Hirzel Canning Company & Farms
- Industry: Food Processing
- Founded: 1923; 103 years
- Founder: Carl R. Hirzel
- Headquarters: 411 Lemoyne Rd, Northwood, OH 43619
- Area served: United States
- Key people: Steve Hirzel, CEO
- Products: Canned Tomatoes, Tomato Juice, Tomato & Pasta Sauces, Salsa, and Sauerkraut
- Brands: Dei Fratelli Brand Tomatoes - Silver Fleece Brand Sauerkraut - Star Cross

= Hirzel Canning Company & Farms =

Food products company founded in 1923 by Carl R. Hirzel in Ohio, US

Hirzel Canning Company & Farms is an American food products company that owns Dei Fratelli Brand Tomatoes and Silver Fleece Brand Sauerkraut. It is headquartered in Northwood, Ohio.

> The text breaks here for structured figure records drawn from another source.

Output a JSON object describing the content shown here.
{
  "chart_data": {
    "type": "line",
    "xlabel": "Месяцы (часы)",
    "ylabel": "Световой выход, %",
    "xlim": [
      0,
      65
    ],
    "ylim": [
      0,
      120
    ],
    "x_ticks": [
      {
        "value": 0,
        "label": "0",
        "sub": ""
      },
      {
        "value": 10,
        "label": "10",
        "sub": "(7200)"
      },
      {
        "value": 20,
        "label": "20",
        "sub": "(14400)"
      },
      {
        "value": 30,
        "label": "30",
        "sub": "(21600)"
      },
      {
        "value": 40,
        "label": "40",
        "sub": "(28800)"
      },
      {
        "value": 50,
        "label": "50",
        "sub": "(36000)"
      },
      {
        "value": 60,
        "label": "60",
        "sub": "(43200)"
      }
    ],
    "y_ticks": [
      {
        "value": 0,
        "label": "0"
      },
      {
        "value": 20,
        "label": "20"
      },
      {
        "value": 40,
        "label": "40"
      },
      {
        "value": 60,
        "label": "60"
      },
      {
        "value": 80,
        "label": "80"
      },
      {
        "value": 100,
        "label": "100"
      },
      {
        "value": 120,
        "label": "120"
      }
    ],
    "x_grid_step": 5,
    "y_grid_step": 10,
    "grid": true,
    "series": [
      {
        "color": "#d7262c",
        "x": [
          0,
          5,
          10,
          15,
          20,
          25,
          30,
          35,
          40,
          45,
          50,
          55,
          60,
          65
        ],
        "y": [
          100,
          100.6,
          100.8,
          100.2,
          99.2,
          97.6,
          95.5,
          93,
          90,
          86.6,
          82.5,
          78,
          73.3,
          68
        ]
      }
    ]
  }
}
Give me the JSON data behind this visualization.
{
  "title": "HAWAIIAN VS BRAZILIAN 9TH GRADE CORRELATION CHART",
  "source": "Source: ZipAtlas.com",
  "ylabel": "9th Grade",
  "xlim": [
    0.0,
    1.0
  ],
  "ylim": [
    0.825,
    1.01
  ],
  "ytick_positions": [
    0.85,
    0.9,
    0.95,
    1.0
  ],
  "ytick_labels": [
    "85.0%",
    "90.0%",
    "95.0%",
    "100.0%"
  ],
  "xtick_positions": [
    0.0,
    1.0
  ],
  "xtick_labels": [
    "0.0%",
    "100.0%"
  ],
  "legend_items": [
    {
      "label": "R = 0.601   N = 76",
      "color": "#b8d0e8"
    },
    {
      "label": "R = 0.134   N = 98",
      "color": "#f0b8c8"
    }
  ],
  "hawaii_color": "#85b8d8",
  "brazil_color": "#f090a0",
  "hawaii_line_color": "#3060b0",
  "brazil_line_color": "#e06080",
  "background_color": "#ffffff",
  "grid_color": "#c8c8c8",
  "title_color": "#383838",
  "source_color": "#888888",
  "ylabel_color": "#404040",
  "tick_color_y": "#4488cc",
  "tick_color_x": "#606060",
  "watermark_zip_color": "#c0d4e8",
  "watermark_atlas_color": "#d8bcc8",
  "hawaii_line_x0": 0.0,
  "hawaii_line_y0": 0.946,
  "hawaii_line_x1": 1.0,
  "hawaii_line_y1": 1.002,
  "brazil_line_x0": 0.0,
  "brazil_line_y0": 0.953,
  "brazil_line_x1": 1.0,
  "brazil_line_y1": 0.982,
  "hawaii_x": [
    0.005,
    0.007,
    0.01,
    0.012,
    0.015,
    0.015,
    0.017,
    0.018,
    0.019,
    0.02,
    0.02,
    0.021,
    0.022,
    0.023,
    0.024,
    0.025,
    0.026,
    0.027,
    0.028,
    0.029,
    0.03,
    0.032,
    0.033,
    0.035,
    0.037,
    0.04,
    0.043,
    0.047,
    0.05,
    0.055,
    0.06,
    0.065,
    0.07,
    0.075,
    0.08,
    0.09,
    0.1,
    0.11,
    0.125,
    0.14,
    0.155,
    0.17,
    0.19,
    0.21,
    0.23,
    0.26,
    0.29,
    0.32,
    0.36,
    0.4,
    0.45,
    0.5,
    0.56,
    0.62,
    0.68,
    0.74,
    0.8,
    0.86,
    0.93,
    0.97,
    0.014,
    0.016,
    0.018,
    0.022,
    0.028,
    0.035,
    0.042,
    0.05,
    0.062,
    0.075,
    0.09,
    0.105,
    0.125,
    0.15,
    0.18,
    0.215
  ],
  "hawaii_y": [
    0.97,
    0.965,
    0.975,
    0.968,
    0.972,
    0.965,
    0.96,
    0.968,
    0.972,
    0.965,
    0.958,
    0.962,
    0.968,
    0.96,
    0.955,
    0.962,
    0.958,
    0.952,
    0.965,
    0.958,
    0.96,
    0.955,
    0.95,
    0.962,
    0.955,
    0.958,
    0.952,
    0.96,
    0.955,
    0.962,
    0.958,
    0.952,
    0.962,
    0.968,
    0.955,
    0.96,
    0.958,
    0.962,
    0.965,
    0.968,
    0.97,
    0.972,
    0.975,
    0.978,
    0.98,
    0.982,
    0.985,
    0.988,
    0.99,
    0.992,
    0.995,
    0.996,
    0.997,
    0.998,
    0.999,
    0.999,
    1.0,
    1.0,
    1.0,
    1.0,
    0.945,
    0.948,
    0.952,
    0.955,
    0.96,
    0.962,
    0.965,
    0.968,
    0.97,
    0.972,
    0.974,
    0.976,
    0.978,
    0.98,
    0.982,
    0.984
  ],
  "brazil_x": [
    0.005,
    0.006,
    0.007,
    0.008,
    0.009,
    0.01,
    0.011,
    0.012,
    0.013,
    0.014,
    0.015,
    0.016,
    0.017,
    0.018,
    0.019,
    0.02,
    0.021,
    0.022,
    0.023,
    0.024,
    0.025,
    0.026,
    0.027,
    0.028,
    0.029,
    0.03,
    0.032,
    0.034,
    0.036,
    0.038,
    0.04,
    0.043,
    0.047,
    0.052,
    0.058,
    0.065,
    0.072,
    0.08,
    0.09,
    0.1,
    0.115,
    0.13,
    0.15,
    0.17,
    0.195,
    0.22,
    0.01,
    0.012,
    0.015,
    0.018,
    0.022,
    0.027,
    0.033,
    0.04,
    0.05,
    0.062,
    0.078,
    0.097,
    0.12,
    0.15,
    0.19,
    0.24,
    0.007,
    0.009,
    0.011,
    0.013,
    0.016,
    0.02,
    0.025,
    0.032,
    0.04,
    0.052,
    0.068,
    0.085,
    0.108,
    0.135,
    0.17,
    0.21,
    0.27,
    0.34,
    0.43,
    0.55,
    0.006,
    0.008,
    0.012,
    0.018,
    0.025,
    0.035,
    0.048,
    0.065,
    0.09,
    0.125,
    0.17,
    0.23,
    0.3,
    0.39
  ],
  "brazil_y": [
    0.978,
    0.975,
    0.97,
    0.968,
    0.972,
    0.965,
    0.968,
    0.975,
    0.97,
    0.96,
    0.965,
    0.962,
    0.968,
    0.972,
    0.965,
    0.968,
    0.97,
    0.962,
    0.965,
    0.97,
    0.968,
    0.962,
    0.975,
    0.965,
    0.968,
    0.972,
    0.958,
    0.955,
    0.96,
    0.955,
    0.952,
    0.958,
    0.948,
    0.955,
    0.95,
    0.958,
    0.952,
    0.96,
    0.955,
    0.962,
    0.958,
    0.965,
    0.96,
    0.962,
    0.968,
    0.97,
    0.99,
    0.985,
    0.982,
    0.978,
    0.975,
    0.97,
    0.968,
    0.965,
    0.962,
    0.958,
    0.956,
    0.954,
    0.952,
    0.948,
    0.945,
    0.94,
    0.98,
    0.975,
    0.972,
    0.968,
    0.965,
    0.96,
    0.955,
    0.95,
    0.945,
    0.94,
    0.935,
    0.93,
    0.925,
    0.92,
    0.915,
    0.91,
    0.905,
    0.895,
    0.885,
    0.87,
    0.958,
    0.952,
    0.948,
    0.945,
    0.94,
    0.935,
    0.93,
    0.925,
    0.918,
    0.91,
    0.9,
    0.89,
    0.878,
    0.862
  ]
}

Hirzel Company was founded in 1923 by Carl R. Hirzel. The Hirzel family runs the company with the 4th generation currently in leadership roles.

==History==
Carl R. Hirzel was a Swiss emigrant who came to New York with his wife Lena to become brewers. They later moved near Toledo, Ohio to be closer to his brothers.

With the start of American Prohibition in 1920. Hirzel could not longer produce beer. He instead purchased what would be called Hirzel Farms and began growing and selling cabbage. A plentiful cabbage harvest in 1923 convinced Hirtzel to begin producing Sauerkraut, a process very similar to beer making. He started selling his sauerkraut under the name Star Cross. In 1912, Hirzel's sauerkraut customers started requesting that he grow Tomatoes. In 1924, Hirzel Farms harvested their first tomato crop.

In 1947, the Hirzel Canning Company was incorporated with Karl A. Hirzel, the son of Carl R. Hirzel, as president and his wife Rosalie as secretary. In 1954, the Hirzel Company purchased a plant in Pemberville, Ohio. In 1982 the company expanded to a third plant in Ottawa, Ohio.

Today, Hirzel Canning Company focuses on their Dei Fratelli Brand founded in 1980 and their Silver Fleece Sauerkraut products. Most of the tomatoes Dei Fratelli uses in their products, are grown in Northwest Ohio and Southeast Michigan.

== Hirzel Canning Company Facilities ==

Packaging Capabilities
Hirzel Canning Company caters to multiple customers including industrial, institutional, food service, and retail. This variety of customers requires Hirzel Canning Company to package their products in a variety of ways. Today Hirzel Canning Company packages their products in retail cans, foodservice cans, and industrial drums and totes. For many of their larger customers Hirzel Canning Company utilizes reusable transport packaging to reduce costs for customers as well as improve sustainability in industrial packaging.

Stephen A. Hirzel, son of Karl A. Hirzel Jr., is currently President of Hirzel Canning.

== Hirzel Farms ==
Lou Kozma Jr. is general manager of Hirzel Farms which follows a sustainability model that is based on environmental and social responsibilities.